2. Tops. I decided I wanted to pick out a few tops for the summer. Five tops later... Oopsies! You should have seen my original pile of "maybe" tops. Actually. Maybe you shouldn't have. It was rather frightening. It could have exploded in your face.

3. Blazers! AH I KNOW. I feel like I should back this picture up with a "forgive me father for I have sinned." For the record, YES, I am aware that it is the middle of the summer and my face basically melts off when I go outside. For the record, YES, I am aware that I have 20+ blazers already and my wardrobe legitimately cannot deal with more. But you. Yes, YOU. Are you aware of this? Blazers. 50% off. $3.50 each. (I CANT BE TAMED.) Please keep your fingers crossed for semi-chilly weather. There's a good chance that my over-eager self won't be able to resist not wearing these and, consequently, the probability of me toasting into a piece of coal is highly likely.

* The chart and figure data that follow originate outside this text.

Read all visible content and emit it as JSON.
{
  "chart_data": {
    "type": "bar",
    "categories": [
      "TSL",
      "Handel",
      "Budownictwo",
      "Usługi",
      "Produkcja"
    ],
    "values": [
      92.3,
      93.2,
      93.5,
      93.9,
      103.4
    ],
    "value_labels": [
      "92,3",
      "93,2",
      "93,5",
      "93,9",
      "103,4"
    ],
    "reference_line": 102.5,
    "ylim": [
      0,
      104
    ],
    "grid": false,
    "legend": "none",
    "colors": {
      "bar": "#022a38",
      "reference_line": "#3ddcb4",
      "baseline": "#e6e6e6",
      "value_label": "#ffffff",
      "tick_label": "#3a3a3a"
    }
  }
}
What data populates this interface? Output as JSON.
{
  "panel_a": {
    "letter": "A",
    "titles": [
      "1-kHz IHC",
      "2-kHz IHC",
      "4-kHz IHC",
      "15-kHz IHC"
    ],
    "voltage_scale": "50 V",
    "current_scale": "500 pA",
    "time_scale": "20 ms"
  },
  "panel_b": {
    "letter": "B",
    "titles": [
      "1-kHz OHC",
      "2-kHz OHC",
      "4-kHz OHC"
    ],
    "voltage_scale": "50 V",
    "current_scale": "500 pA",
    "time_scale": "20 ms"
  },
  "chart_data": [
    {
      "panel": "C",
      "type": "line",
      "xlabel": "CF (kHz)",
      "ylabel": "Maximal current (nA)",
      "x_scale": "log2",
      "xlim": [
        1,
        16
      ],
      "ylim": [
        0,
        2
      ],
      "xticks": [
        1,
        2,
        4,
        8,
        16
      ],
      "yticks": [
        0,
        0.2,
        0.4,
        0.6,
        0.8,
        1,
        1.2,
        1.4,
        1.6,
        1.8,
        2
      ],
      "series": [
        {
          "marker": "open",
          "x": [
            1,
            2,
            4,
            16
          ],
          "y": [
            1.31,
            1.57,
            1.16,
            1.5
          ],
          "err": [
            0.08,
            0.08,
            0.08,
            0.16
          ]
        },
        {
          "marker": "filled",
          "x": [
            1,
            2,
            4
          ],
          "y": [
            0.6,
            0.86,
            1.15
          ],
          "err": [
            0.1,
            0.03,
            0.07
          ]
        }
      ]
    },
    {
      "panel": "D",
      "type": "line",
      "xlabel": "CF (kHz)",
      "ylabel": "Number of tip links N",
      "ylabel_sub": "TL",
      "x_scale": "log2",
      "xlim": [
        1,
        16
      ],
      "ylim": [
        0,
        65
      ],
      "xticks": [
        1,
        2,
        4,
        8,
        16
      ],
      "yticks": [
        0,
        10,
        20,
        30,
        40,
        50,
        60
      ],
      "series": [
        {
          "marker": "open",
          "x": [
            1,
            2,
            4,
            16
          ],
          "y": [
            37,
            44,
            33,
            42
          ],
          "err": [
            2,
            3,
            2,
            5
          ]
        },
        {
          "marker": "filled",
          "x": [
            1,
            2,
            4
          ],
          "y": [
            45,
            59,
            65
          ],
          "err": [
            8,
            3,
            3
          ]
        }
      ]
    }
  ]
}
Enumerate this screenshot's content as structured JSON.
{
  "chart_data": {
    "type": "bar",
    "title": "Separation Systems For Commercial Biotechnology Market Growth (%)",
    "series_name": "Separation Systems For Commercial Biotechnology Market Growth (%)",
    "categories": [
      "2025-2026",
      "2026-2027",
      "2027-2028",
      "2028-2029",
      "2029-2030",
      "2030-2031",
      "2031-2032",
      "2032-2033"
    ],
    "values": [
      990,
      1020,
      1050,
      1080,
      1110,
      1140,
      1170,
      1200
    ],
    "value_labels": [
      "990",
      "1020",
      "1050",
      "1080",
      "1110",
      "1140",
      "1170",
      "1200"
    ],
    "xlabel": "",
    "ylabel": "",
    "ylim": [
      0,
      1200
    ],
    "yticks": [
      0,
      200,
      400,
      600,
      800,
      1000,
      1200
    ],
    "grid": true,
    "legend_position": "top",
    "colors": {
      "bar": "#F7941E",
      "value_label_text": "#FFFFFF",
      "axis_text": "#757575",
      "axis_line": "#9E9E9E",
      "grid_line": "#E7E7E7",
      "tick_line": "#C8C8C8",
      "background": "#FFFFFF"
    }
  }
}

Pheeeew! My dad asked me what I did this afternoon. My reply went along the lines of, "YAY VALUE -- ahem, doctors." He figured it out. "Why can't you be like your father? You don't need much! You don't get much! Ahh!" sighed my exasperated father. I pretended I needed to go pee.
Also, in case you were all, "So, Lexy... What were you WEARING?" do know that I've got you covered! As in, here are some photos. Cool beans. Shopping in separates is usually a good call, otherwise you might run into the unfortunate, "Hey sibling, look at this top I've tried on but, um, I was in a dress, so, like, um, I'm in my underwear and this top right now and uh..." It could get awkward.


My mom kindly complimented me with a: "You look nice! I like your combination today. Sometimes it can be very, um... different." I'm not sure what to think of this, but I'll pretend that I don't know that it's mom-code for "you normally look like your spewing heinous colourful barf." Thanks, mom!


(Shirt - Value Village/ Thrifted $3, Skirt - Homemade, Belt - Thrifted $1, Shoes - Vintage $15, Hat - Nepal, Bag - Nepal, Jewelry - Gifted, Two VV Shopping Bags Filled to the Brim - PRICELESS (unless you really had to put a number on it. then it would be $120. Kidding! $60. I love today.))
I hope you've all started your week smashingly! I, obviously, have. Have a sunny, warm week! Or a mildly chilly week if you have seven new blazers and desperately want to wear them! (Hypothetically, of course.)
Do you like to thrift? What has been your favourite thrifting experience/ find?